Он был широкоплечим, крепким мужчиной. Что-то цыганское виделось в его смуглом лице с черными маленькими глазами, но с необычным в них блеском, что делало его взгляд колючим. Возможно, цыганская кровь и превращала его черты в такие разбитные, даже черные курчавые волосы не могли быть уложены аккуратно на его голове. Вы можете встретить его с золотыми серьгами в ушах и лотком на спине, разыскивающего свою очередную жертву. Были, конечно, и еще цыгане на Войси-стрит, но не такие, как он — любящий уют домашнего очага, удобное кресло и строящий планы на будущее. Мать и дочь были скучны для него. Жалкая маленькая комнатка, где он жили, спали, готовили и ели, была пародией на помещение и находилась позади лавки. Когда мать или дочь Джарреда хотели зайти к нему, то предварительно стучали со свойственным им смирением. Только, когда он был особенно весел, когда дела его шли хорошо или когда он проворачивал свои махинации с Амати и Рубенсом, он снисходил до ужина со своими домочадцами в маленькой нижней комнатке. Тогда его душа как бы приходила в волнение, и он мог рассказать им свои планы или высказать свое возмущение по поводу судьбы, которая не обеспечила его капиталом.

— Я мог бы сделать все, если бы у меня были деньги, — декларировал он. — Дайте мне тысячу фунтов для начала, и я умру в такой же роскоши, что и Ротшильд.

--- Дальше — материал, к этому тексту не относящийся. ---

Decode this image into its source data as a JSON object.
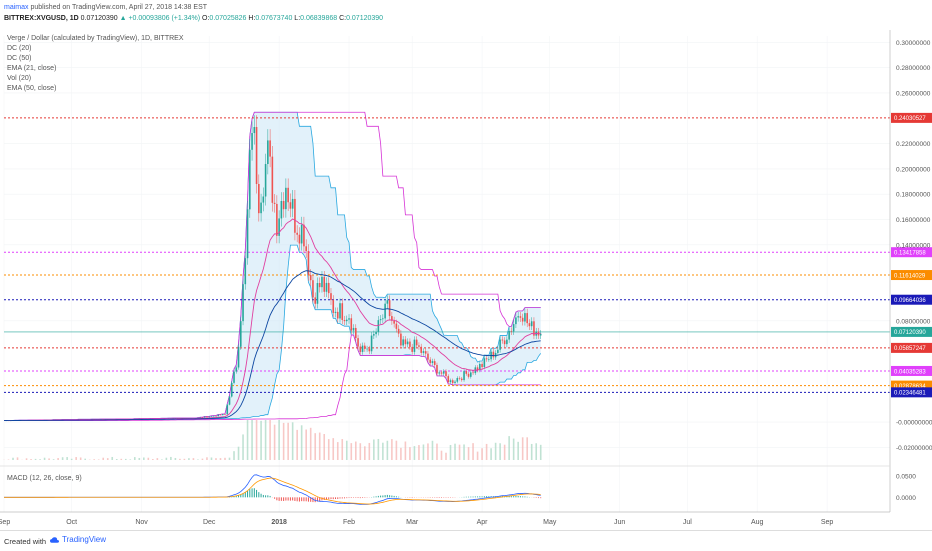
{
  "header": {
    "user": "maimax",
    "published": "published on TradingView.com, April 27, 2018 14:38 EST",
    "symbol": "BITTREX:XVGUSD, 1D",
    "last": "0.07120390",
    "change": "▲ +0.00093806 (+1.34%)",
    "o_label": "O:",
    "o": "0.07025826",
    "h_label": "H:",
    "h": "0.07673740",
    "l_label": "L:",
    "l": "0.06839868",
    "c_label": "C:",
    "c": "0.07120390"
  },
  "legend": {
    "title": "Verge / Dollar (calculated by TradingView), 1D, BITTREX",
    "indicators": [
      "DC (20)",
      "DC (50)",
      "EMA (21, close)",
      "Vol (20)",
      "EMA (50, close)"
    ],
    "macd": "MACD (12, 26, close, 9)"
  },
  "footer": {
    "created": "Created with",
    "brand": "TradingView"
  },
  "colors": {
    "up": "#26a69a",
    "down": "#ef5350",
    "dc20": "#29a8e0",
    "dc50": "#d633d6",
    "ema21": "#e040a0",
    "ema50": "#0d47a1",
    "macd": "#2962ff",
    "signal": "#ff9800",
    "red_level": "#e53935",
    "magenta_level": "#e040fb",
    "orange_level": "#fb8c00",
    "blue_level": "#1a1ab8"
  },
  "chart_data": {
    "type": "candlestick",
    "x_tick_labels": [
      "Sep",
      "Oct",
      "Nov",
      "Dec",
      "2018",
      "Feb",
      "Mar",
      "Apr",
      "May",
      "Jun",
      "Jul",
      "Aug",
      "Sep"
    ],
    "y_tick_labels": [
      "0.30000000",
      "0.28000000",
      "0.26000000",
      "0.22000000",
      "0.20000000",
      "0.18000000",
      "0.16000000",
      "0.14000000",
      "0.08000000",
      "-0.00000000",
      "-0.02000000"
    ],
    "ylim": [
      -0.03,
      0.305
    ],
    "horizontal_levels": [
      {
        "value": 0.24030527,
        "label": "0.24030527",
        "color": "#e53935"
      },
      {
        "value": 0.13417858,
        "label": "0.13417858",
        "color": "#e040fb"
      },
      {
        "value": 0.11614029,
        "label": "0.11614029",
        "color": "#fb8c00"
      },
      {
        "value": 0.09664036,
        "label": "0.09664036",
        "color": "#1a1ab8"
      },
      {
        "value": 0.05857247,
        "label": "0.05857247",
        "color": "#e53935"
      },
      {
        "value": 0.04035283,
        "label": "0.04035283",
        "color": "#e040fb"
      },
      {
        "value": 0.02878634,
        "label": "0.02878634",
        "color": "#fb8c00"
      },
      {
        "value": 0.02346481,
        "label": "0.02346481",
        "color": "#1a1ab8"
      }
    ],
    "last_price": {
      "value": 0.0712039,
      "label": "0.07120390"
    },
    "price_series": [
      {
        "date": "2017-09-01",
        "close": 0.0012
      },
      {
        "date": "2017-11-25",
        "close": 0.003
      },
      {
        "date": "2017-12-08",
        "close": 0.006
      },
      {
        "date": "2017-12-13",
        "close": 0.045
      },
      {
        "date": "2017-12-17",
        "close": 0.125
      },
      {
        "date": "2017-12-20",
        "close": 0.24
      },
      {
        "date": "2017-12-23",
        "close": 0.18
      },
      {
        "date": "2017-12-27",
        "close": 0.21
      },
      {
        "date": "2017-12-31",
        "close": 0.16
      },
      {
        "date": "2018-01-04",
        "close": 0.19
      },
      {
        "date": "2018-01-08",
        "close": 0.16
      },
      {
        "date": "2018-01-12",
        "close": 0.15
      },
      {
        "date": "2018-01-16",
        "close": 0.1
      },
      {
        "date": "2018-01-20",
        "close": 0.11
      },
      {
        "date": "2018-01-25",
        "close": 0.09
      },
      {
        "date": "2018-02-01",
        "close": 0.085
      },
      {
        "date": "2018-02-06",
        "close": 0.055
      },
      {
        "date": "2018-02-10",
        "close": 0.06
      },
      {
        "date": "2018-02-18",
        "close": 0.09
      },
      {
        "date": "2018-02-24",
        "close": 0.06
      },
      {
        "date": "2018-03-03",
        "close": 0.06
      },
      {
        "date": "2018-03-10",
        "close": 0.045
      },
      {
        "date": "2018-03-18",
        "close": 0.032
      },
      {
        "date": "2018-03-25",
        "close": 0.038
      },
      {
        "date": "2018-04-01",
        "close": 0.045
      },
      {
        "date": "2018-04-08",
        "close": 0.058
      },
      {
        "date": "2018-04-14",
        "close": 0.075
      },
      {
        "date": "2018-04-18",
        "close": 0.09
      },
      {
        "date": "2018-04-22",
        "close": 0.075
      },
      {
        "date": "2018-04-27",
        "close": 0.0712
      }
    ],
    "macd_y_tick_labels": [
      "0.0500",
      "0.0000"
    ]
  }
}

Его дочь имела привычку сидеть с локтями на столе, хотя часто получала выговор за это со стороны своей бабушки, которая никогда не забывала быть вежливой и в свое время во всю смотрела за выражением лица собственного отца, не желая пропустить его указаний.

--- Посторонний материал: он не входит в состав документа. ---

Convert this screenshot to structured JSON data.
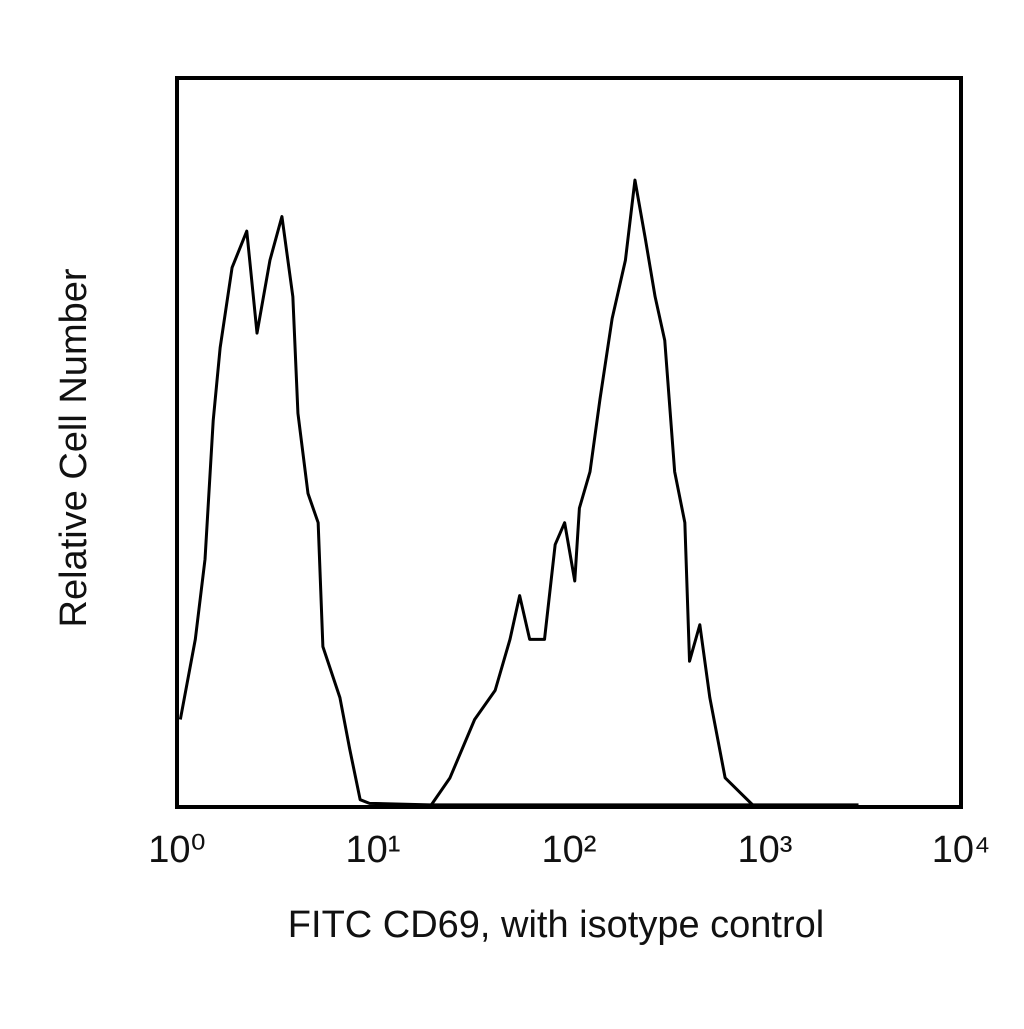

Джарред мало-помалу внушил дочери глубочайшую веру в его гениальность. Он говорил о тех вещах, которые мог бы сделать и еще сделает, если судьба будет благосклонна к нему — это была наиболее частая тема, к которой он обращался в своих монологах. Эти рассказы обычно были рождены ярким воображением и пинтой шестипенсового элля.

Луиза Гарнер безоговорочно доверяла своему отцу и жила с постоянным чувством гнева против общества за то, что оно не признавало и плохо обращалось с ним. Ей казалось очень несправедливым то, что такой человек, как Джарред Гарнер, не мог иметь своего места и власти, карет и лошадей, прекрасного дома, роскошной одежды и собственной земли, дающей ежедневное пропитание. Должно быть, существовала какая-то ошибка, сплетение лжи в мировом механизме, допустившем, чтобы Джарред носил, обтрепанные ботинки и ел скудный обед. Это чувство, воспитанное дикими отцовскими монологами, росло вместе с тем, как росла Луиза и нашло свое выражение в скрытом недовольстве, которое отображалось даже на ее лице, таком похожем на отцовское, только глаза были больше и мягче и рот выглядел более маленьким и аккуратным, но цвет кожи и черные волнистые волосы выглядели такими же цыганскими и в каждой черте лица была решительность и гордость. Красота Луизы Гарнер была мягкой и спокойной, ее чистота была искренней и неподдельной. Да, в моменты хорошего настроения мистер Гарнер мог сказать: «Лу, неплохая девочка». Ни эгоизм, ни тщеславие не нашли себе места на Войси-стрит. Другие пороки могли бурно разрастаться здесь, но для этих здесь не было благоприятной почвы.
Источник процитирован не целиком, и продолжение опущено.